Licensed plants increased by 5%, patient enrollment projected to be up 150% for same period
The 35 Licensed Non-Profit Producers (LNPPs) licensed a total of 14,550 plants through July 31, 2018, an increase of 750 plants or 5 percent since August 1, 2016, while the program’s enrollment is expected to grow by more than 42,000 patients or 150 percent for the same period.
Currently, less than one third (1⁄3) of a single plant is available for each of the 45,441 enrolled patients in New Mexico, which is lower than the number of available plants per patient in February 2014 when former Health Secretary Retta Ward announced a strategy to alleviate the statewide shortage of medical cannabis.
“We now have a plan to meet current and future patient needs,” Ward said in a statement after the severe shortage of medicine was confirmed by the Medical Cannabis Survey in 2013 commissioned by the New Mexico Department of Health (NMDOH).
Unfortunately, the NMDOH did not promulgate rules for Ward’s plan to raise the plant count and add 12 new additional Licensed Non-Profit Producers (LNPPs) until October 2015, while patient enrollment had already increased by 65 percent since Ward’s announcement.
The 14,550 plants licensed by LNNPs will be the maximum number the program will be allowed to cultivate until July 31, 2018, when providers are able to relicense again for the 2018-2019 period. Patient enrollment is expected to rise to over 70,000 cardholders during the upcoming license period, an additional increase of 54 percent from the current patient enrollment.
Altogether, 35 providers remitted $2.93 million in licensed plant fees prior to the August 1, 2017 deadline. Providers are also estimated to pay $7.1 million in Gross Receipts Tax for the coming 12 month period, totalling $10 million in fees and taxes.
The NMDOH Medical Cannabis Program’s Fiscal Year 2017 operating budget was $2.8 million, while producers paid $7.5 million in fees and taxes for the same period.

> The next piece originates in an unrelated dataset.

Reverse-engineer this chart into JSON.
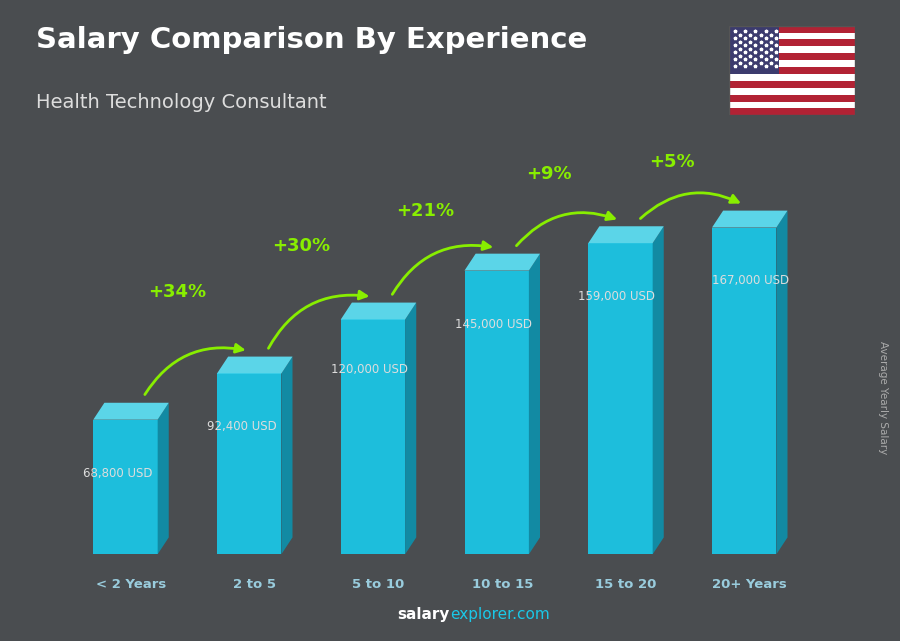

“New Mexico’s Medical Cannabis Program can easily become a model for other states to emulate. Financially, it remains self-sustaining and does not harm the state budget. Programmatically, there remain tremendous opportunities to improve the safety, affordability and convenience for patients,” said Duke Rodriguez, CEO and President of Ultra Health®. “We look forward to working in cooperation with other providers and the NMDOH to rapidly expand and enhance the program wholly for the benefit of the patients we serve.”
Twenty-six providers licensed the maximum of 450 plants, while nine licensed less than the maximum. Seven providers licensed more plants for the 2017-2018 period than the previous year, and three providers licensed less plants.
Six providers, who altogether account for 2,400 or 16 percent of all licensed plants, are currently not serving patients and have not opened a single dispensary according to the most recent August 4, 2017 data from NMDOH.
Ultra Health currently leads all providers with seven dispensary locations in five counties. Twenty-five or 41 percent of all 61 dispensary locations across the state are located in the city of Albuquerque. Thousands of patients are residing in 16 counties without a single medical cannabis dispensary.